Brands and media buyers need a frame of reference for their buying decisions, and building on the familiar provides that. One of the most basic measures in video advertising is the impression.
What counts as a video impression in more “traditional” digital media? Even in the 2-D video universe, agreement can be hard to come by. Facebook counts a “view” as three seconds of autoplaying run time with no audio. The IAB’s definition calls for two seconds of viewing, with at least 50% of the ad visible on screen. YouTube views are a different beast altogether.
In VR environments, however, an impression can be so much more. The basics will feel quite familiar to industry veterans, such as whether a consumer looked at an ad and for how long.

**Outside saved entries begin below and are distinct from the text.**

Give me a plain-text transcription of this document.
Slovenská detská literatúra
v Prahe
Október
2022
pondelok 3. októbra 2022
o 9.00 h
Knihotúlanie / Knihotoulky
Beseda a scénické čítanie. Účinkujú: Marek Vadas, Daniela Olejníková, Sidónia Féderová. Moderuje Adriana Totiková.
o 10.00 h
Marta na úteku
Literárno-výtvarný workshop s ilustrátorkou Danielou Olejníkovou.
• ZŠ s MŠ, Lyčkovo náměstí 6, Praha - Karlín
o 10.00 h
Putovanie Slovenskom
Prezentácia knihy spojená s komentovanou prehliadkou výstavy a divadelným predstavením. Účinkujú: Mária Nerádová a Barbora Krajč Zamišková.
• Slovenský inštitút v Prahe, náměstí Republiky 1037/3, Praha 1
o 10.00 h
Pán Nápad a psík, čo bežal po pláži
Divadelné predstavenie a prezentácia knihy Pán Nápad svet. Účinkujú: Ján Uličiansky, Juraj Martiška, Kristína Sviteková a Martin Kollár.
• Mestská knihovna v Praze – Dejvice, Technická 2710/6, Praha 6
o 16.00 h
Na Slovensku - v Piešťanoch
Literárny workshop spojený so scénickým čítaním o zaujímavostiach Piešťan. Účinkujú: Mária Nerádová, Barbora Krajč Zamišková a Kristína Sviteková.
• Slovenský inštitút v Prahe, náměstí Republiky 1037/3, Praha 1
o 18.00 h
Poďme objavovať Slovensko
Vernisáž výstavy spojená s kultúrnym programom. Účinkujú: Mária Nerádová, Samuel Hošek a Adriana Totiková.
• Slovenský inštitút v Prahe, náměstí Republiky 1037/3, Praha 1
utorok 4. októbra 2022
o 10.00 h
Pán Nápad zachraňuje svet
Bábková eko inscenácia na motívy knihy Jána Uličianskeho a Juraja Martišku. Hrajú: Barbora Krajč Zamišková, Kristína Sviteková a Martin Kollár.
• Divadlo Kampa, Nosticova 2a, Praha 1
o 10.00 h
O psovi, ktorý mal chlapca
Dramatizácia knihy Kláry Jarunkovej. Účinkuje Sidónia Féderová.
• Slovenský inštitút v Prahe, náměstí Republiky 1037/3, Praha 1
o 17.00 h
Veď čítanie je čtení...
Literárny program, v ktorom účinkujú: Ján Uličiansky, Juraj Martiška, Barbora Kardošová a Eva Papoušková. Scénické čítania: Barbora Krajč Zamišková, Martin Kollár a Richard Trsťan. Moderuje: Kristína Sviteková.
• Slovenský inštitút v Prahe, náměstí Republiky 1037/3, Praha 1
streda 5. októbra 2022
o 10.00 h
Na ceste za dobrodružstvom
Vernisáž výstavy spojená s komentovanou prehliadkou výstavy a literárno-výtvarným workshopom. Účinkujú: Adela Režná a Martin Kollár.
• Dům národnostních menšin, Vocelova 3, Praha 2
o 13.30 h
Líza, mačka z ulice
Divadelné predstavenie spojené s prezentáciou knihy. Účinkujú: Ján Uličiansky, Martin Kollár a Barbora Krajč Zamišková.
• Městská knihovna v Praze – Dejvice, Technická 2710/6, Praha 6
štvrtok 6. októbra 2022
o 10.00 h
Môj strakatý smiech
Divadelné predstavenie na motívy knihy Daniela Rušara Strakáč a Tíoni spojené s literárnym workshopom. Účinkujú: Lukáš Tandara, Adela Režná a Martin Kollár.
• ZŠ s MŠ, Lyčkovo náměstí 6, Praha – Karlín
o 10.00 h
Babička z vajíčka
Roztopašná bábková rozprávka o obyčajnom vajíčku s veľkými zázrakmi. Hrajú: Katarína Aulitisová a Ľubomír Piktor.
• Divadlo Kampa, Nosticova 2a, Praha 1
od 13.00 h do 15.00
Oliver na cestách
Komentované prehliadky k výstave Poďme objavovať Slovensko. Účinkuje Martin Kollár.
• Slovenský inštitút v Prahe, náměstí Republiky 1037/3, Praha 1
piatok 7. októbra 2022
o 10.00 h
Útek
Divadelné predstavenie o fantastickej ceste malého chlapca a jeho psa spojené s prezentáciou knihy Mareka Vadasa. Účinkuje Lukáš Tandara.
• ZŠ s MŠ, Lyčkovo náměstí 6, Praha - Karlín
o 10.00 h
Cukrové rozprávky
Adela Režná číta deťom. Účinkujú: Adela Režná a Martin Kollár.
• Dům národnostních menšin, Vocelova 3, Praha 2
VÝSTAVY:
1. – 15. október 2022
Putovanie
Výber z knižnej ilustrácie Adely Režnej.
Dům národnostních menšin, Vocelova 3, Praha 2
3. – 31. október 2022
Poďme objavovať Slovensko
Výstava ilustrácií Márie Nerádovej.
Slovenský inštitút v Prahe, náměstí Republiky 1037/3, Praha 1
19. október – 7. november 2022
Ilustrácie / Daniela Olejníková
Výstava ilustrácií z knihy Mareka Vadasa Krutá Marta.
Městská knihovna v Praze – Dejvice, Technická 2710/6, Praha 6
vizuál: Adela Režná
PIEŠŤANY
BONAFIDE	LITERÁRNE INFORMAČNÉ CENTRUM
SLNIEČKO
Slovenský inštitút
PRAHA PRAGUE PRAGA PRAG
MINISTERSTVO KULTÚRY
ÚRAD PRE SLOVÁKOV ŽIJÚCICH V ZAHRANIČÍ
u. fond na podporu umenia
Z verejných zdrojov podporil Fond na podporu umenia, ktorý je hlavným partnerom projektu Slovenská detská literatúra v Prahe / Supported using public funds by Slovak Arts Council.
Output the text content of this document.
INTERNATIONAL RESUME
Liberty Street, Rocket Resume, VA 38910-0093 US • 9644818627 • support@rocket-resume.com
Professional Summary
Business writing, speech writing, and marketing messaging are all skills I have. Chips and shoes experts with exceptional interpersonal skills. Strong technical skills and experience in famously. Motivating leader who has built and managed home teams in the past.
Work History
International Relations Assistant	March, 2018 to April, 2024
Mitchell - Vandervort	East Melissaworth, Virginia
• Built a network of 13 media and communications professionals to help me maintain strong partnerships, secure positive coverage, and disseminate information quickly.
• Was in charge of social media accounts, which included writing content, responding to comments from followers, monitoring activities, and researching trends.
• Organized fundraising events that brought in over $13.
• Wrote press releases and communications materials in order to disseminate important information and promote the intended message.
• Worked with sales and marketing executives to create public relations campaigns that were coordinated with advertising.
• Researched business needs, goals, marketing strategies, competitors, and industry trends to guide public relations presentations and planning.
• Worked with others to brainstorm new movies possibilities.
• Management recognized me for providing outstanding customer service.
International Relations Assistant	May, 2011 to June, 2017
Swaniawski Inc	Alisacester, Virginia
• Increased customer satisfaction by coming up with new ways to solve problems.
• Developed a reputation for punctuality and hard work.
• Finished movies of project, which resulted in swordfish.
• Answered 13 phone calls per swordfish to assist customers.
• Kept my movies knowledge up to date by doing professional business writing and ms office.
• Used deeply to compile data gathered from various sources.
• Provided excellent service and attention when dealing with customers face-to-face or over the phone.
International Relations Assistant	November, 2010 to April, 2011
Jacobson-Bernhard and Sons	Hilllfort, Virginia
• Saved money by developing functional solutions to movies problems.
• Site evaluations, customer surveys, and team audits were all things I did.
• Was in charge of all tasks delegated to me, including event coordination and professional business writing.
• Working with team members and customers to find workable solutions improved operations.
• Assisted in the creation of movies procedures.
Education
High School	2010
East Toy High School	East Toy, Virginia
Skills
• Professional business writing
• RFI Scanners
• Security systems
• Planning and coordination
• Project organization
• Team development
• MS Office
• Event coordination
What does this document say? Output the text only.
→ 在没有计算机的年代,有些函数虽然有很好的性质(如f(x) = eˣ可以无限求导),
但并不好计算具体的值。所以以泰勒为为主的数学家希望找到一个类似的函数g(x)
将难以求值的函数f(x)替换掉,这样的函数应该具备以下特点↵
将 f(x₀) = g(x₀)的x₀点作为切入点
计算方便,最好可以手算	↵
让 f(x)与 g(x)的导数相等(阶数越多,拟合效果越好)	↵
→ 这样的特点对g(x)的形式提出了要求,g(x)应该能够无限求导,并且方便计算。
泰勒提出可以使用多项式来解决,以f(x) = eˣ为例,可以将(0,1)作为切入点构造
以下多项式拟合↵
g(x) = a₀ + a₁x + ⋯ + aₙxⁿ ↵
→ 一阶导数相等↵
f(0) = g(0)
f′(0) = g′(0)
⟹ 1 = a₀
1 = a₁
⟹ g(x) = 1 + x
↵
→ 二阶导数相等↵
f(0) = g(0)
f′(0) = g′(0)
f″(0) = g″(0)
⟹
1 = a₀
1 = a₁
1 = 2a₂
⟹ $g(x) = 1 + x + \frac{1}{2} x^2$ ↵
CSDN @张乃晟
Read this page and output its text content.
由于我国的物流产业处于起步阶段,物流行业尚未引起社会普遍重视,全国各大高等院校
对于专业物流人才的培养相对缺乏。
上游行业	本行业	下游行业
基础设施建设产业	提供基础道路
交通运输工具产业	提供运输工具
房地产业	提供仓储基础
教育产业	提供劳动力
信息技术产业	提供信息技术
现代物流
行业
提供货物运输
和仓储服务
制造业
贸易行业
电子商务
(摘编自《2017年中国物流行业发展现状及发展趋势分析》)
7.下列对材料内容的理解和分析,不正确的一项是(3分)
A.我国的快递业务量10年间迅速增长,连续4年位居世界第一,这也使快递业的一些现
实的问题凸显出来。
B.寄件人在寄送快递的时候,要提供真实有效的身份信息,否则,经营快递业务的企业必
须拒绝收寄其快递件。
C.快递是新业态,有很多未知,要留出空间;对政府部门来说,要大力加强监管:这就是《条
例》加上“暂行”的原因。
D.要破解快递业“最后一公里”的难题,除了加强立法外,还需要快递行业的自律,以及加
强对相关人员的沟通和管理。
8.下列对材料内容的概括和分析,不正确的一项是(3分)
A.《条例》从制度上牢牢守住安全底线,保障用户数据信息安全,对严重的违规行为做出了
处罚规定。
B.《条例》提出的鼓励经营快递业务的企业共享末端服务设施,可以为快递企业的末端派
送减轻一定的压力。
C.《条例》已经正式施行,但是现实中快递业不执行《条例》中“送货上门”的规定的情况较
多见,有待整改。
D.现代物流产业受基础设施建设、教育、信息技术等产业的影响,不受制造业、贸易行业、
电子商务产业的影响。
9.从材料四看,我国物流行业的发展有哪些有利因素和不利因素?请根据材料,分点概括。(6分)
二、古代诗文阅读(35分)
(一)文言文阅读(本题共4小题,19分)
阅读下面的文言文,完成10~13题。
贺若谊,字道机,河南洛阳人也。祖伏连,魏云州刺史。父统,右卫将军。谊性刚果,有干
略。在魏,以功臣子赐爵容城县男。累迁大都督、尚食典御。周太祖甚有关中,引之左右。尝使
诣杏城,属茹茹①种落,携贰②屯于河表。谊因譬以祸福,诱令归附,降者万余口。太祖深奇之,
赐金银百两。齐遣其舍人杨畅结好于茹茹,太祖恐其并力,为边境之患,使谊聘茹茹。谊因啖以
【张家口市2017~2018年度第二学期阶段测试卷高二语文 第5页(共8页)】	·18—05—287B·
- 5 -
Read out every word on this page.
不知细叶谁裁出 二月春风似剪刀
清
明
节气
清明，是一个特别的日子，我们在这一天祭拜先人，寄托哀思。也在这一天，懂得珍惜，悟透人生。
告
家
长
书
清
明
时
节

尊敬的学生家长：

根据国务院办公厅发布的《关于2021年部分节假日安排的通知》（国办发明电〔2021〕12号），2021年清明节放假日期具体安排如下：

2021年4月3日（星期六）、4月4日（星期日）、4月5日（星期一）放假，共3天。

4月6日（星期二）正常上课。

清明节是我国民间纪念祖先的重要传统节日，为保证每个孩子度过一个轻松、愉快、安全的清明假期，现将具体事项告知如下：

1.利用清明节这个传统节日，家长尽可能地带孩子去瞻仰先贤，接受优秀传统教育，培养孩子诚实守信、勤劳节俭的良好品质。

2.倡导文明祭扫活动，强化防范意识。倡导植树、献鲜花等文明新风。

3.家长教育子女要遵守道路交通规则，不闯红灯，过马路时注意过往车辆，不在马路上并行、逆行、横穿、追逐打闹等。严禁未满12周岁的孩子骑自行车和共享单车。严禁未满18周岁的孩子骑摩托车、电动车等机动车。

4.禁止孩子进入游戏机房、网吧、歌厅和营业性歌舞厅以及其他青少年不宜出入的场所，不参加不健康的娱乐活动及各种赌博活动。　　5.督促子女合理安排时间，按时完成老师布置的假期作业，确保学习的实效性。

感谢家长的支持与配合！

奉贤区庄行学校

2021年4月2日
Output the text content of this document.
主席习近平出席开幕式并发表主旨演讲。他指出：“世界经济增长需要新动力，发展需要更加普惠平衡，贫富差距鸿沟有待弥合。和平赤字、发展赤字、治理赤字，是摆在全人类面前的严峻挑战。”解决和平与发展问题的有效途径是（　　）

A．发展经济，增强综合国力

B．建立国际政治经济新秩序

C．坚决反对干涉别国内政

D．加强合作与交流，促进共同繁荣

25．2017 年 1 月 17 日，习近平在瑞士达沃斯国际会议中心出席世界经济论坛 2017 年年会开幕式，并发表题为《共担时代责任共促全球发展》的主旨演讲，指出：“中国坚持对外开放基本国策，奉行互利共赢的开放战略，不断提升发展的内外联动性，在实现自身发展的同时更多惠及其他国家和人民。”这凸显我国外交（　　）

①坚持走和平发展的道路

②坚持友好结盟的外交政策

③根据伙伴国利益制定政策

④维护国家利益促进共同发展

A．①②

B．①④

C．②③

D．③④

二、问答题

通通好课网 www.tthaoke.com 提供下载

But then it gets more complicated. With VR, it is helpful to know how long a user was in the scene where an ad was showing. The distance between the ad and user also comes into play since size, scale and distance matter in what is a VR version of the viewability issue.
Then there is also the question of whether a user was looking at an ad while they were in the scene, or were they looking somewhere else?
Did they “gaze through” or select the ad to enter a deeper interactive experience, and how long did they stay? What did they look at while they were in the pop-out experience? What did they do while they were in the ad experience?
Where was their gaze directed, and for how long on each part of that experience? Gazing at a brand experience or object for an extended period is a new kind of impression, one that really shows viewer engagement.
What new forms of user testing will emerge? How do you measure sentiment using physical and, eventually, biometric data? Or given two versions of the same product, which features or colors did users gravitate toward first?
These basic questions suggest that we’re already far beyond the basic 2-D video ad impression. Some of the new metrics will be defined by the platform providing the experience, just as Facebook and YouTube have created their respective platform-specific definitions of a view or impression in the 2-D world. Others will be defined by industry groups, such as the IAB.
But it’s clear that more dimensions of experience and engagement mean more dimensions of metrics to capture all that VR, AR and 360 video advertising can do for brands. Now is the time to begin discussing these issues so we can build a strong sector that allows everyone to thrive.